Data Driven Marketing: Tugas IT atau Marketing?

marketeers article
Ilustrasi Data-driven marketing (FOTO:123RF)

Data-driven marketing menjadi salah satu terobosan baru di dunia pemasaran dengan menggunakan teknologi terbaru. Kemampuan pembacaan data yang presisi memampukan pemasar menggunakan teknik pemasaran ini untuk lebih relevan ke tingkat personal konsumen.

Data-driven marketing menurut Philip Kotler, Hermawan Kartajaya, dan Iwan Setiawan dalam buku “Marketing 5.0” adalah aktivitas mengumpulkan dan menganalisis big data dari berbagai saluran internal maupun eksternal, sekaligus membangun ekosistem untuk mendorong dan mengoptimalkan keputusan pemasaran.

Dalam pelaksanaannya, data-driven marketing membutuhkan tenaga ahli, khususnya teknologi informasi (IT). Dengan demikian tak jarang, para pemasar lepas tangan dalam proses pelaksanaannya. 

Ketiganya mengatakan meski menjanjikan, tidak banyak perusahaan yang mampu menjalankan data-driven marketing dengan benar.

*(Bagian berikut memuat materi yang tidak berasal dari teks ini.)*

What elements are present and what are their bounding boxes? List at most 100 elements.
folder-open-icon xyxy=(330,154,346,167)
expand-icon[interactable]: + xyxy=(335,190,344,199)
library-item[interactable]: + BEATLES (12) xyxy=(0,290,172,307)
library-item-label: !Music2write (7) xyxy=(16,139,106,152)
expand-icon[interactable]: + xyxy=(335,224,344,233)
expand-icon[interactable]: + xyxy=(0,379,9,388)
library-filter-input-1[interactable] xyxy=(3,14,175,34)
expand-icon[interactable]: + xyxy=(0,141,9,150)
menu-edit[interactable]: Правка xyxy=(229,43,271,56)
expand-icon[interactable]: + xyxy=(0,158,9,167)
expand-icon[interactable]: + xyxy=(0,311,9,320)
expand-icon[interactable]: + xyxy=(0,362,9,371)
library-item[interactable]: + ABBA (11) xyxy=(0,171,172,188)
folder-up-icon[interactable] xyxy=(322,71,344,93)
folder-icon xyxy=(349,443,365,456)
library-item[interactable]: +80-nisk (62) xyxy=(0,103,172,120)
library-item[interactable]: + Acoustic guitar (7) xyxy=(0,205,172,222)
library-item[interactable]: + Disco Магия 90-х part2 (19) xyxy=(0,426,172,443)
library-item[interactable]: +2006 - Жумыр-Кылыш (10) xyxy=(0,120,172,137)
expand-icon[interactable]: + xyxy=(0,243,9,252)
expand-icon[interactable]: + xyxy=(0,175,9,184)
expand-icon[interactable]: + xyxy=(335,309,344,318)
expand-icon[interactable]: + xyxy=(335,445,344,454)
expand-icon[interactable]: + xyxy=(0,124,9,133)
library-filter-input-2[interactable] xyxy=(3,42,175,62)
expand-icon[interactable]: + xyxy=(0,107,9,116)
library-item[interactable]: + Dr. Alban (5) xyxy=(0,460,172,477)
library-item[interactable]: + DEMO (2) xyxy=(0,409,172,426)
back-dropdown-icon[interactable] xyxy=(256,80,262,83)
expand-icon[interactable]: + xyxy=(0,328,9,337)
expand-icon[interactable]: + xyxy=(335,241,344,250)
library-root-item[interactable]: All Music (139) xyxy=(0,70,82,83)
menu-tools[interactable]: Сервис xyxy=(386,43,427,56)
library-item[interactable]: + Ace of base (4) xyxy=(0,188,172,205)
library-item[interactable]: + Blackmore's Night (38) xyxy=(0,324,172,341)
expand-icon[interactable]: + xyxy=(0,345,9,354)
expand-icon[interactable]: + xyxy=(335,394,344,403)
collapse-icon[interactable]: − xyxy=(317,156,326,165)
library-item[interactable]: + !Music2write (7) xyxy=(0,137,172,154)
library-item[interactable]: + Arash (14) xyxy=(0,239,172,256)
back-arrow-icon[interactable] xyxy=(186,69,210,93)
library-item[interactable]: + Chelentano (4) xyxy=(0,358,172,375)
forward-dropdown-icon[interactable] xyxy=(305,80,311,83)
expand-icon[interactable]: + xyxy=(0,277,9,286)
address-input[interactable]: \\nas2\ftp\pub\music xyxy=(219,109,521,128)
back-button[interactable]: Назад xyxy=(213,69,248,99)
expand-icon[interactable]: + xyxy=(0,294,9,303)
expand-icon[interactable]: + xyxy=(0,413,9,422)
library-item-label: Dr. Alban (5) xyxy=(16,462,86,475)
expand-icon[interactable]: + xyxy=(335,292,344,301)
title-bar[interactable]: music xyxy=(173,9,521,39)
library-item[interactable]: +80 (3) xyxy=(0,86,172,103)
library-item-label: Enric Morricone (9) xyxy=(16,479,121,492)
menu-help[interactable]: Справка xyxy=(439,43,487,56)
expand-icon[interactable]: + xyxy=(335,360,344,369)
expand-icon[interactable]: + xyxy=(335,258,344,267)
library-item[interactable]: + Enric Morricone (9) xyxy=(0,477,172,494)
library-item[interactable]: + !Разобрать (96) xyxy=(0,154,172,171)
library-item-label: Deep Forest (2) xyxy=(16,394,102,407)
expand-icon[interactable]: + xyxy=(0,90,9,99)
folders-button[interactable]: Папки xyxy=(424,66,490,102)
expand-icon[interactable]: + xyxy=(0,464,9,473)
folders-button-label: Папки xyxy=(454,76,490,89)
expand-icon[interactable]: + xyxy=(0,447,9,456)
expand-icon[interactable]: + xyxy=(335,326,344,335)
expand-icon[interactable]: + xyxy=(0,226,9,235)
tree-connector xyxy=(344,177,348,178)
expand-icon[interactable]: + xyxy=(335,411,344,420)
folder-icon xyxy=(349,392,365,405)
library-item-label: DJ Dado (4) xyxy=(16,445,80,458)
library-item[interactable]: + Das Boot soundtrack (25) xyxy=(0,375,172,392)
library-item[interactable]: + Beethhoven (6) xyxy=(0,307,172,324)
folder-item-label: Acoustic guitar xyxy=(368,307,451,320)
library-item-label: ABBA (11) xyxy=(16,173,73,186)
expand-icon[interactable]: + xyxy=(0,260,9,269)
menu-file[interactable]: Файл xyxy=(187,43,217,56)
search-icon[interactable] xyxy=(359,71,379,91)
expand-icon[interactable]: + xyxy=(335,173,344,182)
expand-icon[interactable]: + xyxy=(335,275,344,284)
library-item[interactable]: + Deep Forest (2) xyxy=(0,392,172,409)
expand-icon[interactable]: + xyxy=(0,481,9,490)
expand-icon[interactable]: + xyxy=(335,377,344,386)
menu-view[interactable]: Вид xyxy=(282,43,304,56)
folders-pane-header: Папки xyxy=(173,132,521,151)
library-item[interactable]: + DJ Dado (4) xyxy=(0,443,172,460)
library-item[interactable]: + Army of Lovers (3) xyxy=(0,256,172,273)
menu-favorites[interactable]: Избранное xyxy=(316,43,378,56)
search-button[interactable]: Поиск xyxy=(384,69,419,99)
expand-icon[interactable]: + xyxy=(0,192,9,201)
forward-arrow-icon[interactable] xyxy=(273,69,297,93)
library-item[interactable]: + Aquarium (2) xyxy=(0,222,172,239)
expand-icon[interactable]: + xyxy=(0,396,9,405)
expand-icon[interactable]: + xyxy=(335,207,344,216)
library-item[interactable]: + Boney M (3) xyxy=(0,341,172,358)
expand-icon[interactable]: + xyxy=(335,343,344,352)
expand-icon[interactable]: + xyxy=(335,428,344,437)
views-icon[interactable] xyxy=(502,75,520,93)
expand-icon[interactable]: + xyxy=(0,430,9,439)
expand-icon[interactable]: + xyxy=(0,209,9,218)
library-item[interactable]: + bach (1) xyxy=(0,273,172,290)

BACA JUGA: Marketing Butuh Targeting, Apa Itu?

Tugas IT atau Marketing?

Jamak perusahaan berakhir dengan berinvestasi ke dalam teknologi dalam jumlah besar, namun belum memahami betul benefit dari ekosistem data yang dimiliki. Baik Kotler, Kartajaya, dan Setiawan menjabarkan ada tiga masalah besar yang menyebabkan perusahaan gagal menjalankan strategi data driven marketing.

1. Salah Pemahaman

“Perusahaan sering memperlakukan data-driven marketing sebagai tugas dari divisi IT. Ketika menjalankan strategi ini, kebanyakan perusahaan berfokus pada pemilihan software, pembuatan infrastruktur, investasi di teknologi, merekrut ahli data. Padahal data-driven marketing seharusnya menjadi pekerjaan divisi marketing. Infrastruktur teknologi harusnya mengikuti strategi marketing, bukan sebaliknya,” kata Kotler, Kartajaya, dan Setiawan dalam Marketing 5.0.

Pemasar seharusnya menjadi desainer dari proses data-driven marketing. Pasalnya, pemasar dengan tujuan pemasaran yang jelas dapat menemukan insight yang berguna bagi untuk mencapai tujuan pemasaran. Banyak peneliti data juga meyakini meski data memiliki volume yang besar, bukan berarti data memiliki insight yang besar pula.

BACA JUGA: Memahami Sustainable Marketing Enterprise dan Submodelnya

2. Bergantung penuh pada analisis big data

Analisis big data sering kali dianggap sebagai pamungkas ketika mencari sebuah terobosan baru. Tidak sedikit yang menganggap bahwa setiap masalah dalam pemasaran selesai melalui analisis big data.

Big data bukanlah alternatif dari metode riset pemasaran yang tradisional, terlebih yang memerlukan keahlian khusus seperti etnografi, usability testing, dan uji rasa. Analisis big data dan metode riset pemasaran haruslah melengkapi satu sama lain,” kata Kotler, Kartajaya, dan Setiawan.

Riset pemasaran dapat dilakukan dalam durasi waktu rutin yang sudah ditentukan dengan tujuan yang spesifik. Sementara itu, analisis big data  dapat melengkapi dengan analisis yang dilakukan secara real-time, untuk meningkatkan presisi dan kecepatan keputusan pemasaran.

3. Lepas tangan dalam proses

Jamak perusahaan yang mengira setelah memiliki ekosistem data dan analisa big data, maka keputusan pemasaran dapat dilakukan secara autopilot alias lepas tangan. Harapan dengan teknologi tersebut, pemasar dapat menemukan jawaban dan insight yang diperlukan, hanya dengan memberikan set data ke dalam mesin analisis.

“Realitanya, pemasar masih harus ikut campur tangan dalam data-driven marketing. Meskipun mesin dapat membaca pola yang tidak bisa dibaca oleh manusia, pemasar yang ahli dengan pengetahuan yang relevan dan kontekstual masih sangat diperlukan untuk menyaring dan membaca pola-pola yang ada,” tulis Kotler, Kartajaya, dan Setiawan.